Ya no compartimos vida, nos la resumimos. Dentro de la sociedad del cansancio, la agenda apenas nos deja tiempo para nosotros. Y decir nosotros es también decir amigos. Calendarizamos un café, como quien se apunta una reunión de trabajo. Repasamos los últimos acontecimientos vividos. Primero hablas tú, después yo. Uy, qué tarde se ha hecho y hasta la próxima. Las vivencias son para vivirlas, pero estamos en la época del rendimiento y la exigencia. Resumir nuestra rutina no es una experiencia, es una nota a pie de página y nosotros queremos la novela entera.
Este nuevo mal de nuestra sociedad se ve que ya tiene nombre propio y se ha bautizado, para variar, en inglés. Tres o cuatro palabras cortas que no reproduciré aquí porque empiezo a estar harta de esta invasión lingüística que, cuando no viene de la meseta, viene del otro lado del océano. El caso es que parecemos más máquinas que humanos. Siempre estamos ocupadas, tenemos mil cosas que hacer y una de estas mil, con suerte, es quedar con las amigas. Un encuentro que, a veces y para aprovechar el tiempo, hacemos mientras vamos a comprar juntas y así matamos dos pájaros de un tiro. Le hacemos un tetris a la agenda, quedamos y nos intercambiamos titulares mientras elegimos productos en la sección de lácteos.
También es cierto que, si no nos obligáramos, quizás habría personas con quienes ya no tendríamos contacto. Como tampoco es menos verdad que hay personas con quienes, por mucho tiempo que pase, cuando te reencuentras es como si te hubieras visto ayer.

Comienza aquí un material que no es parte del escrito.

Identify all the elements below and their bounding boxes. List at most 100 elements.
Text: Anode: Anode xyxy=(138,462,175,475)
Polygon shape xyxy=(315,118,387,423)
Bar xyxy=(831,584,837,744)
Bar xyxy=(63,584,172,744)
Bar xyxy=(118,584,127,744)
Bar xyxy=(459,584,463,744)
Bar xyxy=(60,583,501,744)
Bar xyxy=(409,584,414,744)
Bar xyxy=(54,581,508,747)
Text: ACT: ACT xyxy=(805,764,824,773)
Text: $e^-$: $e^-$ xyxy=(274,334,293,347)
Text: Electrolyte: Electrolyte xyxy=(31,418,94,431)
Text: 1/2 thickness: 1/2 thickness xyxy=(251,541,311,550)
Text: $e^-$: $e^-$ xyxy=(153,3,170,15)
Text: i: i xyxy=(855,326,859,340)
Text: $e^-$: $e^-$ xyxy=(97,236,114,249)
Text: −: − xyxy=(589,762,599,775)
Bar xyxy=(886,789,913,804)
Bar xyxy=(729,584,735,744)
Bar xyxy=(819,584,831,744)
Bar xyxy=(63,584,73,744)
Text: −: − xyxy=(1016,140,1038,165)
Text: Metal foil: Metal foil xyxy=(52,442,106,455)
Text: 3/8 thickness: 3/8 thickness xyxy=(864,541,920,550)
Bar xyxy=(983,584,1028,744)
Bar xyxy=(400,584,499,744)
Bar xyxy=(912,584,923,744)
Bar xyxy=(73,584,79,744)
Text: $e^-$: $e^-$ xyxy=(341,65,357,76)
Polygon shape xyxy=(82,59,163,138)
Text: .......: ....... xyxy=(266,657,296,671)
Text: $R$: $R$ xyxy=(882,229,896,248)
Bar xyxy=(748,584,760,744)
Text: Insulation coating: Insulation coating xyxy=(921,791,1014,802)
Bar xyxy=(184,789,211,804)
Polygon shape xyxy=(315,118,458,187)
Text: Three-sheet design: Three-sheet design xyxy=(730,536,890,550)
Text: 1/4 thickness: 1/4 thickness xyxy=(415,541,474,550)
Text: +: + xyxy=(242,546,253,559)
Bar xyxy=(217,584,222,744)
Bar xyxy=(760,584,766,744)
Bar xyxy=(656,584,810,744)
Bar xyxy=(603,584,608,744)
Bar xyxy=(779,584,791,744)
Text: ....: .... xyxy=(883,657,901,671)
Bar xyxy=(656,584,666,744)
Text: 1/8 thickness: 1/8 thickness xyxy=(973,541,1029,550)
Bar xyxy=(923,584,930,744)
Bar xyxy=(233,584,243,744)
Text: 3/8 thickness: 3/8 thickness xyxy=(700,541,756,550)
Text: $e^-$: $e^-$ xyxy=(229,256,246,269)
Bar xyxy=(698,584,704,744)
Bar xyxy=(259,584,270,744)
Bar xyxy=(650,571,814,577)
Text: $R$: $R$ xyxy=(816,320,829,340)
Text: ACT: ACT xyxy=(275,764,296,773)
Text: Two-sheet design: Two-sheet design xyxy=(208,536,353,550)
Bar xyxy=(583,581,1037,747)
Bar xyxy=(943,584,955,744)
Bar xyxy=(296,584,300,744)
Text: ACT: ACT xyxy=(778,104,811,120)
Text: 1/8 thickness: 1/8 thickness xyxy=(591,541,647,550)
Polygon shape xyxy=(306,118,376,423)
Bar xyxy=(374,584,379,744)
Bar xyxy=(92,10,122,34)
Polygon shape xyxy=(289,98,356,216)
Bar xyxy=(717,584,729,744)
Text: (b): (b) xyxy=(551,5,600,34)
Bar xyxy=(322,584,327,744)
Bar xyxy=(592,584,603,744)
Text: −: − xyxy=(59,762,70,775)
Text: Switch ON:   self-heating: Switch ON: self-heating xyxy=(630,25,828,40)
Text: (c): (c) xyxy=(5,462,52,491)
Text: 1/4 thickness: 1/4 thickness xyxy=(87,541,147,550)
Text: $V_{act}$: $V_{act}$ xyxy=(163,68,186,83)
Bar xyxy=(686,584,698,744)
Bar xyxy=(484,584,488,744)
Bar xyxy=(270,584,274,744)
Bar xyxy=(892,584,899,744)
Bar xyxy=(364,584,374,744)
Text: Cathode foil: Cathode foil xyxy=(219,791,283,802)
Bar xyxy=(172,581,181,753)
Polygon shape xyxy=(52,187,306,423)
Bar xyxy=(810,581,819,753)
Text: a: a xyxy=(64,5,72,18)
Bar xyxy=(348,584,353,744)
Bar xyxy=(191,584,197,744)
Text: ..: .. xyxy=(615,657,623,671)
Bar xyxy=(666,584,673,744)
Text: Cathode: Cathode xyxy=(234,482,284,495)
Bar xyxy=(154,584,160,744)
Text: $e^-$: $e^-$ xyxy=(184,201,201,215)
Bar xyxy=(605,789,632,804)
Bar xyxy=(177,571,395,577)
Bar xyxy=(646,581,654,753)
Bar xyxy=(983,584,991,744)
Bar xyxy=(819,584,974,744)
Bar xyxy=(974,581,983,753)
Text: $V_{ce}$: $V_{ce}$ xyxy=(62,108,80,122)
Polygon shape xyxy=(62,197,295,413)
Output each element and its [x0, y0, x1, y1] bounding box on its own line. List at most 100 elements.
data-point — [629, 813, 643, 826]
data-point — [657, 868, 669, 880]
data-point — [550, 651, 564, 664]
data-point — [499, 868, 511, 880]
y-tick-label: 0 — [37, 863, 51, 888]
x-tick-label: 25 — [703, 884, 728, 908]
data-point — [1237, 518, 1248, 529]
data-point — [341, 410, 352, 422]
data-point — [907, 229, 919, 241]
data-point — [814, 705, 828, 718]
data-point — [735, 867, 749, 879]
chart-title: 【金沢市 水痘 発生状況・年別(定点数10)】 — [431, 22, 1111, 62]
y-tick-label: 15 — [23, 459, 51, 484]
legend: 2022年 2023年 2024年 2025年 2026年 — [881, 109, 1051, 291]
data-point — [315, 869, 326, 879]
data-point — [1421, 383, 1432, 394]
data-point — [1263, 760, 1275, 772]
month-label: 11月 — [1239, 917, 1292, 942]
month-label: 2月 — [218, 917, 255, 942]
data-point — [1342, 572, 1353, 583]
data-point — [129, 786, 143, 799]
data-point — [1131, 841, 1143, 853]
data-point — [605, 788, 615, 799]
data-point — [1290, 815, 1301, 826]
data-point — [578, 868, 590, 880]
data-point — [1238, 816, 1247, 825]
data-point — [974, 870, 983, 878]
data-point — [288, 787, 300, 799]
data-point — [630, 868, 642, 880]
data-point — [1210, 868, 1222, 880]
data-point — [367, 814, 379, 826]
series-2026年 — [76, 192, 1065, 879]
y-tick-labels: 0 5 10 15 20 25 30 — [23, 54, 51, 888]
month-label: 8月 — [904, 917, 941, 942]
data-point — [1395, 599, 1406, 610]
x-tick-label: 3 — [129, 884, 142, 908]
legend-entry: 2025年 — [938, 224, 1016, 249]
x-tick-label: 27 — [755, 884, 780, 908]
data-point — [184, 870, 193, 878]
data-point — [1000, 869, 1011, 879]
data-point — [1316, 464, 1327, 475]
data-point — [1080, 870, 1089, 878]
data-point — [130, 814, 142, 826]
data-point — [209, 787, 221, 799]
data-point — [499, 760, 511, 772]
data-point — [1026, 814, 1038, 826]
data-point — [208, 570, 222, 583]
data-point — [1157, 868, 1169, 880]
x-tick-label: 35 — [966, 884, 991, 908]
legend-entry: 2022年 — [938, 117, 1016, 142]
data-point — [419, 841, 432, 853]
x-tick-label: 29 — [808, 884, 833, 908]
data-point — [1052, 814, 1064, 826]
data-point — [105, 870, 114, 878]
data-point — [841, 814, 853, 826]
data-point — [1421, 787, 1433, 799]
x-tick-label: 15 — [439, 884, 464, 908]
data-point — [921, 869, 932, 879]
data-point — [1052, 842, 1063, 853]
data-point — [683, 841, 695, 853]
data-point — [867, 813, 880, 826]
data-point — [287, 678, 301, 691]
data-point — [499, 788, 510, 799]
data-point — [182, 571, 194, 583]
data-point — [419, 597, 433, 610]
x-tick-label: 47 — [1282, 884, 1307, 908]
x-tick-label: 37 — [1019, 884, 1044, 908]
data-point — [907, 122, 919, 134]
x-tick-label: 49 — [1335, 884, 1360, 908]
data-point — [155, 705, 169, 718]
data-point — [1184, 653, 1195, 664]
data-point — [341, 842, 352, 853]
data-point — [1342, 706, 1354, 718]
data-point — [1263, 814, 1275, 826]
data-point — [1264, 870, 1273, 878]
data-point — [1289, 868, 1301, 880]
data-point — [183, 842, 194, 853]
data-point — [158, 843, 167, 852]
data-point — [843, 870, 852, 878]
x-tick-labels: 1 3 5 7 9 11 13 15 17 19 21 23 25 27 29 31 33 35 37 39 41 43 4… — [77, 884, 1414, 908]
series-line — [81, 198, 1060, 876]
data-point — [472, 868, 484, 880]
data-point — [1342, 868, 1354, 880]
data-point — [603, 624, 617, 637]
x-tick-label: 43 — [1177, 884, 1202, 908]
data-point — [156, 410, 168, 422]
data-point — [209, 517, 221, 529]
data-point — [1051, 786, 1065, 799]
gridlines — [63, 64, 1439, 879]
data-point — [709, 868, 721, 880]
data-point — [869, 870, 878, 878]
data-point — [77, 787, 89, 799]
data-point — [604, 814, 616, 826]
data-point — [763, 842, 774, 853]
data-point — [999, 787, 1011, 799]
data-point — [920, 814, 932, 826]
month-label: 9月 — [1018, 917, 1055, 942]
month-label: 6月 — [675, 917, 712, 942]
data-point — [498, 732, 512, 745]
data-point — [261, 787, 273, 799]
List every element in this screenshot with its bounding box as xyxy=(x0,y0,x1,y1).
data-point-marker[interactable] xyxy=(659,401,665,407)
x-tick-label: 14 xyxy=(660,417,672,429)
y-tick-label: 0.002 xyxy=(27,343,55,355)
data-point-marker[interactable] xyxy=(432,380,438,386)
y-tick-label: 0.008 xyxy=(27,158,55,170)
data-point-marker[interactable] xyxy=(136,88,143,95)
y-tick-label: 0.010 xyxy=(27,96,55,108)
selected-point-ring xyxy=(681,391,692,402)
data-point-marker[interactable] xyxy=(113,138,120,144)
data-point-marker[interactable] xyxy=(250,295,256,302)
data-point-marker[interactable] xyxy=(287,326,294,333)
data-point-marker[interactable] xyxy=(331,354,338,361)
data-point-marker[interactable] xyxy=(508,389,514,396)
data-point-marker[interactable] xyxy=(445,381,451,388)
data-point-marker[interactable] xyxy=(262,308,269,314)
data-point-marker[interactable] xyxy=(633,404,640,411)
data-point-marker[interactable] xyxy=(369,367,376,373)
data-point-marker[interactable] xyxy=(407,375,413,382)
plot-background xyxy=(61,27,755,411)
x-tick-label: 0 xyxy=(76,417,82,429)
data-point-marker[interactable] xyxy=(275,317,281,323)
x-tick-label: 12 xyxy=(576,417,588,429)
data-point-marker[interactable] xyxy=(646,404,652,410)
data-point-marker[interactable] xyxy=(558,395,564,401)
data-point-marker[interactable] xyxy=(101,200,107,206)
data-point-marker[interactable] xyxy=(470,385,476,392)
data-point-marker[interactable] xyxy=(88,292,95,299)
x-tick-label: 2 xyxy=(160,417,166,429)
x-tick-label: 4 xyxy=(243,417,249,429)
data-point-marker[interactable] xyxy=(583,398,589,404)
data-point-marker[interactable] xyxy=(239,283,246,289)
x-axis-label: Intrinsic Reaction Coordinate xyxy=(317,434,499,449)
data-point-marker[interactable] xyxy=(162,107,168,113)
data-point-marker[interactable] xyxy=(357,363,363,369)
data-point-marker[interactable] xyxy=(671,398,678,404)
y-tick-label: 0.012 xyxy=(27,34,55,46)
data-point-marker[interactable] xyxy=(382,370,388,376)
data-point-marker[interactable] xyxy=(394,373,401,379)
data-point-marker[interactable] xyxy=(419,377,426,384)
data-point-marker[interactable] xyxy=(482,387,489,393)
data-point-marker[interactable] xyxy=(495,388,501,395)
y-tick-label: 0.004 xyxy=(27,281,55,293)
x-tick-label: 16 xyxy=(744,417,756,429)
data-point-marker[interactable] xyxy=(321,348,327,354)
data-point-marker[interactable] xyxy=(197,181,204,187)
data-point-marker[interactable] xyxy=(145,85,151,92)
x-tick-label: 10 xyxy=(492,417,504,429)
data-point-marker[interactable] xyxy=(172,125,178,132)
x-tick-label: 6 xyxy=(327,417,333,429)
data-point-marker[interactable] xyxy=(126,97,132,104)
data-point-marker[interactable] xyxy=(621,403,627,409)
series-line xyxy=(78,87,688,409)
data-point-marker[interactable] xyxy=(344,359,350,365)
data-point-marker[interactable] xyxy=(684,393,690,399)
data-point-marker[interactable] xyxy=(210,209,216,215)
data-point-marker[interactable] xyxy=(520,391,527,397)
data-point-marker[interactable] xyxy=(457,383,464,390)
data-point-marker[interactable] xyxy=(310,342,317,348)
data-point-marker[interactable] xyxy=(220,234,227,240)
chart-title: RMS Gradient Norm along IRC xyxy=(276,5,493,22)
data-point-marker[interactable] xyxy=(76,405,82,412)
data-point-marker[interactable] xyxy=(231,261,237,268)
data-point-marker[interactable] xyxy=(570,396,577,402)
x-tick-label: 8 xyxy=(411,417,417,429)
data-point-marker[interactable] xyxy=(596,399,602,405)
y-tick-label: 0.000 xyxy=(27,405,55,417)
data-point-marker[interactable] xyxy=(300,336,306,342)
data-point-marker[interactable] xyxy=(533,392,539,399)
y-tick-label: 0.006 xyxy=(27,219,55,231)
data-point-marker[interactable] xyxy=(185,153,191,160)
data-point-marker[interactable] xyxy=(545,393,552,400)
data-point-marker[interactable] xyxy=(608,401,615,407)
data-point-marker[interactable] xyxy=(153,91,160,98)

Puede ayudar a separar el grano de la paja y hay personas que un día significan mucho y al otro no tanto. De acuerdo. Todo esto es verdad, pero lo virtual está desbancando lo real y lo real cada vez es más breve y enunciativo. Por no hablar del hecho de que, cuando quedamos presencialmente, miramos más la pantalla del móvil que los ojos de quien tenemos delante (un acto de enorme mala educación). Somos menos orgánicos y más digitales, y esta dinámica moderna nos atropella.
Ya no compartimos vida, nos la resumimos. Esta Semana Santa vivamos el tiempo y construyamos intimidad; si no, aquello de amigos, conocidos y saludados acabará siendo solo esto último
Llamamos por teléfono, desde el coche, en los diez minutos que van desde que dejamos a la niña en el entrenamiento hasta que entramos al gimnasio. Y eso no es vivir, ni eso es conversar. Y me pregunto: ponerte al día, ¿de qué? ¡Si no has tenido tiempo de vivir! Le faltan horas al día o quizás nos sobra información y prisa. Tenemos que invertir tiempo, no gastar horas. La amistad no puede ser tratada como una tarea más dentro de la jungla diaria, cuando debería ser el oasis. Si no se llega a todo, lo primero que suele caer del plan es el encuentro de amigos; ya lo haremos más adelante. Y mientras tanto somos máquinas de trabajar que minutamos las reservas, fabricamos productos, sueldos y cansancio.
Necesitamos construir intimidad. Un like no es una mirada. Es esencial generar recuerdos para que después se conviertan en anécdota, y no solo hacer un repaso de deudas, hijas, patriarcado capitalista, familiares que envejecen o series de Netflix. Las redes sociales cambian la manera que tenemos de interactuar entre nosotros y en algunos aspectos han ayudado mucho, sí. Pero la proximidad a través de las pantallas es un espejismo que, además, el día que no hay cobertura desaparece. Los momentos compartidos hacen florecer el vínculo, la piel, la energía. Sin embargo, ahora nos limitamos a contar qué ha pasado desde el último café que tomamos hasta ahora y pasamos revista de todo lo que podemos, como quien va a hacer una transferencia al banco.
Ahora que vienen días festivos. Ahora que la agenda se vacía y respiraremos más lentamente, ojalá encontráramos espacio para hacer excursiones, cenas, paseos en bicicleta, cafés largos, sin relojes ni alarmas. Tenemos que generar recuerdos, no solo repasar inputs. La presencia física da sentido al vínculo y genera afecto. Tampoco deberíamos caer en la tentación de solo producir selfies por el simple hecho de después colgarlos. Comunicar no es compartir. De lo contrario, corremos el riesgo de tener conexión sin convivencia. Esta Semana Santa estemos al aire libre, compartamos tiempo y desprogramemos la aceleración; si no, aquello de amigos, conocidos y saludados acabará siendo solo esto último.